Şamanlığın Temel Değerleri 1
“Eski Orta-Asya Şamanizm’inin esasları Gök-Tanrı, güneş, ay, yer, su, ata, ateş (ocak) kültleri idi. Çin vakanüvisleri tarafından Hunlarda tespit edilen Gök-Tanrı, güneş, ay, yer-su atalar ve ölüler kültü, Türk kavimlerinde, muhtelif kültürlerin tesirleri altında kalmalarına rağmen, son devirlere kadar devam ettirilen kültlerdir. Eski Türkler muhakkak ki Şamanist idiler, fakat bu Şamanizm iptidai değil, gelişmiş idi.”([1])Çin kaynakları, Hun kültüründen bahsederken tapınaklarını zikretmekteydiler. Bu haberlere göre hakanın karargâhındaki tapınakta her yılın başında ayin yapılırdı. Bu ayine Hunların yirmi dört boyunun başbuğları iştirak ederlerdi. Altıncı asırda büyük Göktürk Kağanlığını kuran sülale, Şamanist boyların yetiştirdiği sülaleydi. Uygurların Göktürklerden hâkimiyeti aldığı 742 yılına kadar, Orta Asya’nın kuzey bölgelerinde Şamanizm üstün durumdaydı. Devlet kurucu ilk iki Uygur Hakanı da Şamanist idiler. 763 de Bökü Kağan zamanında Manihaizm kabul edilse de, bu inanç ancak, Uygurların doğu Türkistan’a geldikleri 840 tarihlerinde tam manası ile yerleşebildi, Bu zamanlarda Şaman olan Kırgızlar, Uygurları, Moğolistan taraflarından çıkarıp, Orta Asya’nın doğusunda Kırgız Devletini kurdular. Şamanlığın en güçlü ve yaygın olduğu bölgeler, kuzeyde bulunan Altay, Ötüken ve Baykal çevreleriydi.

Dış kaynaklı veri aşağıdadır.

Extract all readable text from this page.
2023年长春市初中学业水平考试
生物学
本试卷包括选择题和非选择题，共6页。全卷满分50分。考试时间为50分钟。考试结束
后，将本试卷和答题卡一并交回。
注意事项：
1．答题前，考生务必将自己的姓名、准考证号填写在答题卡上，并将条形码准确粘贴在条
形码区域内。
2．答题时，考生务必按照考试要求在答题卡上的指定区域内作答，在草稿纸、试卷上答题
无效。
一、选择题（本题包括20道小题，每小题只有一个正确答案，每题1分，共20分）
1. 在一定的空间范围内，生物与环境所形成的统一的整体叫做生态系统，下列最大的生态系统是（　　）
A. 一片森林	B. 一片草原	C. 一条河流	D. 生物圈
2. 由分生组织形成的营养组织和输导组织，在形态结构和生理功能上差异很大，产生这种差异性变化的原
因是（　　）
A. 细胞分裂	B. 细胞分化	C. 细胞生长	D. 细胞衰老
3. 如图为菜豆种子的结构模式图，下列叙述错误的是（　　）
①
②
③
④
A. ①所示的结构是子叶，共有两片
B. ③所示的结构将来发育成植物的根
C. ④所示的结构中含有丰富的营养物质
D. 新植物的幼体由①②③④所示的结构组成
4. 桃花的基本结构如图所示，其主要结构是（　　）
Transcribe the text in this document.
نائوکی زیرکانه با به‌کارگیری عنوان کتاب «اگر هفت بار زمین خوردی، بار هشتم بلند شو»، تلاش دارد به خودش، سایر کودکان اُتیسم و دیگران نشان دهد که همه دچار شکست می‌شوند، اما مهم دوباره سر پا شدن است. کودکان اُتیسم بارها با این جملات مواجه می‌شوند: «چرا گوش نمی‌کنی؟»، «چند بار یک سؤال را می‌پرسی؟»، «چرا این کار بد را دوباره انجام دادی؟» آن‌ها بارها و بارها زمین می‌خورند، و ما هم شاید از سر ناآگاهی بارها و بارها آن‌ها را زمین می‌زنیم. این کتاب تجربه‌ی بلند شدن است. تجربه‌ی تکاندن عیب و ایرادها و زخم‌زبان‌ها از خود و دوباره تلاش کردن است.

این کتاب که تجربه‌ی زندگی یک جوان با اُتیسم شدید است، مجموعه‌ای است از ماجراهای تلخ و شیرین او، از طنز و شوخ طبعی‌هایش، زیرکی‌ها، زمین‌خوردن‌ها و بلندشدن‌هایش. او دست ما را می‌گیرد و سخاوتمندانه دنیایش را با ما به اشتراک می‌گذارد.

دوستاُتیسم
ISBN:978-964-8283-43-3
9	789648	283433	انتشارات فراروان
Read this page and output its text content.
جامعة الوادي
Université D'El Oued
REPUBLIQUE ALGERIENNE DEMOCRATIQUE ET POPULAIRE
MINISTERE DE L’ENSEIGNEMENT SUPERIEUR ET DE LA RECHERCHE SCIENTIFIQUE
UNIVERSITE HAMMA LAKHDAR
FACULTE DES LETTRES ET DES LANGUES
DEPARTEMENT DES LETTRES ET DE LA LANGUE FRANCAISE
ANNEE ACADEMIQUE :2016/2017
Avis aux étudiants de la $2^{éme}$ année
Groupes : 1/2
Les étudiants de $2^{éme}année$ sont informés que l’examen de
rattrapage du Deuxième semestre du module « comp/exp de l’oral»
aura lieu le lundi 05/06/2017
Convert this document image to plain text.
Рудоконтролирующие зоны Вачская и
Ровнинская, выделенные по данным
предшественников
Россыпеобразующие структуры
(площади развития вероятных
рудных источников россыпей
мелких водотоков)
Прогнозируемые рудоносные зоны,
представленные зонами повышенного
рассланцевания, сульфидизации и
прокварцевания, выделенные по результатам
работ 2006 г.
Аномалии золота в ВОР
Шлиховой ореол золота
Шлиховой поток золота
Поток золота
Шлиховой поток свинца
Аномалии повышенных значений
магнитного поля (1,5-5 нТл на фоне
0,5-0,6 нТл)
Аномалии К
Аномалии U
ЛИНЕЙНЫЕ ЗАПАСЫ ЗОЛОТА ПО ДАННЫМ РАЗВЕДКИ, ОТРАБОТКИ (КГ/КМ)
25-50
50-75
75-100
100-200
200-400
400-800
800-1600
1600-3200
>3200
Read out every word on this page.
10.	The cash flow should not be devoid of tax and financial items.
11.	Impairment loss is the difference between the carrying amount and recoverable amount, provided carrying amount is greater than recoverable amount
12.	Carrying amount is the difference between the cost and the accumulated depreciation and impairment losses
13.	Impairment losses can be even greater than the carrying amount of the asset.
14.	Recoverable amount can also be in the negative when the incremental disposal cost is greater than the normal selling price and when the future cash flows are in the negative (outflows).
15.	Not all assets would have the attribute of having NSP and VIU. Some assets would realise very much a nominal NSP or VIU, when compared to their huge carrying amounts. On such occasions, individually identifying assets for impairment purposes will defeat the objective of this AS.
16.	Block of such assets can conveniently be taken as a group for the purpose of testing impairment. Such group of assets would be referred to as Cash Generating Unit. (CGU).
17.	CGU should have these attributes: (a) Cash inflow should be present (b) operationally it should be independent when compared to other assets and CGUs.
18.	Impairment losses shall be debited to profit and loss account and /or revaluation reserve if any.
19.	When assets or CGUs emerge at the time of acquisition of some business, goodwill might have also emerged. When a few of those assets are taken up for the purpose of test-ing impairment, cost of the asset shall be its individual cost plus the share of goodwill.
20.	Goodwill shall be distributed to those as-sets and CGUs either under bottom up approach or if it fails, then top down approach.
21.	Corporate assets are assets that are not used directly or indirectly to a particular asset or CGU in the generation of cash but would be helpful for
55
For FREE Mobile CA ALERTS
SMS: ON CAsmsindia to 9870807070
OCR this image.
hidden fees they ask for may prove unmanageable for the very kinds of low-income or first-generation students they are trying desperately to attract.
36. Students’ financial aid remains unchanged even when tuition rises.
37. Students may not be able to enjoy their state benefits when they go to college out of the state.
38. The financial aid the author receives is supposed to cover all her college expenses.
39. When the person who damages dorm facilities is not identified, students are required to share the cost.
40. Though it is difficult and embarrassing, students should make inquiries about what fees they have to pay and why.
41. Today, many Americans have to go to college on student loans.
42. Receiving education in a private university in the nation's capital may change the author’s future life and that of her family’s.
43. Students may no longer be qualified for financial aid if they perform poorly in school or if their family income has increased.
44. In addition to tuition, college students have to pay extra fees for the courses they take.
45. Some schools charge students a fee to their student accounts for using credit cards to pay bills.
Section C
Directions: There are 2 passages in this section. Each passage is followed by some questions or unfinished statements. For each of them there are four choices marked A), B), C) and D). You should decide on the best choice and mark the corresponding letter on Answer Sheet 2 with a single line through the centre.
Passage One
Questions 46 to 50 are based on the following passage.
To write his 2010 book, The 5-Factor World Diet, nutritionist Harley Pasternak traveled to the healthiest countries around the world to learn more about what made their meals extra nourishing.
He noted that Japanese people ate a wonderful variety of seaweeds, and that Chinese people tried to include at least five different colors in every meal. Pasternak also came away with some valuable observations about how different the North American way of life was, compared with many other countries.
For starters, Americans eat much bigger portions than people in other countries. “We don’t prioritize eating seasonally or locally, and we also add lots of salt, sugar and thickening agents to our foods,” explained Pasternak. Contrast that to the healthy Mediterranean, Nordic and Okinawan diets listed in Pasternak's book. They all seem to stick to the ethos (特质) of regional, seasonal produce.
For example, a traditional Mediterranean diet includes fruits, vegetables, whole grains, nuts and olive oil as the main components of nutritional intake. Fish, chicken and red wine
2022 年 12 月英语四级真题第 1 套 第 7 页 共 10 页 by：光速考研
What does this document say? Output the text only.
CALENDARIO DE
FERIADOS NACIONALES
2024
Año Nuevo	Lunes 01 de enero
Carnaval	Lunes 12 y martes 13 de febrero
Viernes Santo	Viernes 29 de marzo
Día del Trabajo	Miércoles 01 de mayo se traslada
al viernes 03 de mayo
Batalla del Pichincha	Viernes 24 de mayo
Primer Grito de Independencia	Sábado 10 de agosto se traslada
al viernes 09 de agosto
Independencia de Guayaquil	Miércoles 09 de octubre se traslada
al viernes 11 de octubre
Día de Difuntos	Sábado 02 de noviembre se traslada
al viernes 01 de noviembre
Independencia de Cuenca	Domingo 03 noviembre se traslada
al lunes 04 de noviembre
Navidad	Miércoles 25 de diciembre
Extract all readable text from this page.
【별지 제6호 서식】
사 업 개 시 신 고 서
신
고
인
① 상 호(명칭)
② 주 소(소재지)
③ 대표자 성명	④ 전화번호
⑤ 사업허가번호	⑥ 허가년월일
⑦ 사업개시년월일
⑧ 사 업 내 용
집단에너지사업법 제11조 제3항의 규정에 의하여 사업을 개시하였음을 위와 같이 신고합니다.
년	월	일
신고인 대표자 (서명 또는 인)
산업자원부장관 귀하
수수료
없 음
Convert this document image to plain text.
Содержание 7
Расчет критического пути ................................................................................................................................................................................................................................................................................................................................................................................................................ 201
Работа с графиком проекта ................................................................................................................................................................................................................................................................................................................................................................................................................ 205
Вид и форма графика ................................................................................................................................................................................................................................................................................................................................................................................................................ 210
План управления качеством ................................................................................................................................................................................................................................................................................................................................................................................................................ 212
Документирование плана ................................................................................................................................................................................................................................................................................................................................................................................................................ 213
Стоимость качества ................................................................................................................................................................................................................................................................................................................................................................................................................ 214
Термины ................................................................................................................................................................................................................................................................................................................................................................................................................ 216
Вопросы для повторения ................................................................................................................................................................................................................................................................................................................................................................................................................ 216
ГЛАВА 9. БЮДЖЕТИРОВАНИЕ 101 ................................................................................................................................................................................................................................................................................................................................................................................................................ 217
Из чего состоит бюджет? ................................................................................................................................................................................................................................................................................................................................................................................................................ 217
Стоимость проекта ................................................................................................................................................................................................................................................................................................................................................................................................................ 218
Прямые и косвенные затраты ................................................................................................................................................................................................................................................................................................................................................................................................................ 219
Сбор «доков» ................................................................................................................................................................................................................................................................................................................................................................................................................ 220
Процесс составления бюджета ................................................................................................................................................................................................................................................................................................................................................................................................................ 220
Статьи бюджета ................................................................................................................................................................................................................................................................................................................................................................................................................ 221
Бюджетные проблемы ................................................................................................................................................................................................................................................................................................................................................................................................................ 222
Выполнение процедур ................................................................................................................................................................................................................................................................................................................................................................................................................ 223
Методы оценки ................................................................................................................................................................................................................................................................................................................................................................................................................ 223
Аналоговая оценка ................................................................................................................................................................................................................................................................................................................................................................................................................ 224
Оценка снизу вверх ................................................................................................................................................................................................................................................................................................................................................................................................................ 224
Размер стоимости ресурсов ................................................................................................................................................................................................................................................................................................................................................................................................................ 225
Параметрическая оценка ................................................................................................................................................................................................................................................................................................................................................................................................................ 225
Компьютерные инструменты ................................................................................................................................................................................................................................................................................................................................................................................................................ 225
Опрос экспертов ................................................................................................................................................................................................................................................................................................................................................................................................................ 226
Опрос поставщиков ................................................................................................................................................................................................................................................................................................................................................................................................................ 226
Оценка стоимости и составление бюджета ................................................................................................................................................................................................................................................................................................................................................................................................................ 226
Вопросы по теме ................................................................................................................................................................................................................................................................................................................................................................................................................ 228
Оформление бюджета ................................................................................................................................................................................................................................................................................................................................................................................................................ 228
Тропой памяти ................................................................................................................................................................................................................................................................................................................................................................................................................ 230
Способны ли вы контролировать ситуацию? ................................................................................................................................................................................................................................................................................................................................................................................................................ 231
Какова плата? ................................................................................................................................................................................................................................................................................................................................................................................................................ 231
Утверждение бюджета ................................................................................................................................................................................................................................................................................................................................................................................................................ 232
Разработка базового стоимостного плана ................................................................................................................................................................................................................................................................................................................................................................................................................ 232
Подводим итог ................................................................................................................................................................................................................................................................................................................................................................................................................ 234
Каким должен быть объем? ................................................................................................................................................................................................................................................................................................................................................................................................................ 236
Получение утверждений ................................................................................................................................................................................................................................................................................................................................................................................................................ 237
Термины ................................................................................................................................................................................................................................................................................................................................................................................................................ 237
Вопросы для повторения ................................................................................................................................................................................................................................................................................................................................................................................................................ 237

Üzerinde en çok durulası gereken kavram ise, bu inançla özdeşleşmiş, çok zaman da bu inanışın bile ötesine geçmiş, bu dinin temsilcisi ve din adamı olan Kam’dır. Şaman batı dünyasından gelen bir tabir idi. En eski kayıtlarda ona “Kam” dense de, Kazak ve Kırgızlar “Baksı”, Saha Türkleri “Oyun derlerdi”. O, Güzel sözler söyler, şiir okur, şarkılar besteler, bir güzel senaryolar, oyunlar tasarlar ve oynardı. Şaman esrime tekniği ile törenleri yöneten dini ve sihri özelliklere sahip kişiydi. Şamanlığın en belirgin özelliği, kendi ruhunu başa diyarlara ve boyutlara götürebildiği gibi, öteki dünyadaki ruhlarla iletim kuran ve onlara hükmedebilendi.
Kaşgarlı Mahmud, Kam sözünü, kâhin kelimesiyle açıklamıştı. Yusuf Has Hacip ise, Kutadgu Bilig'de kamları otacı-şifacı olarak ifade etmişti.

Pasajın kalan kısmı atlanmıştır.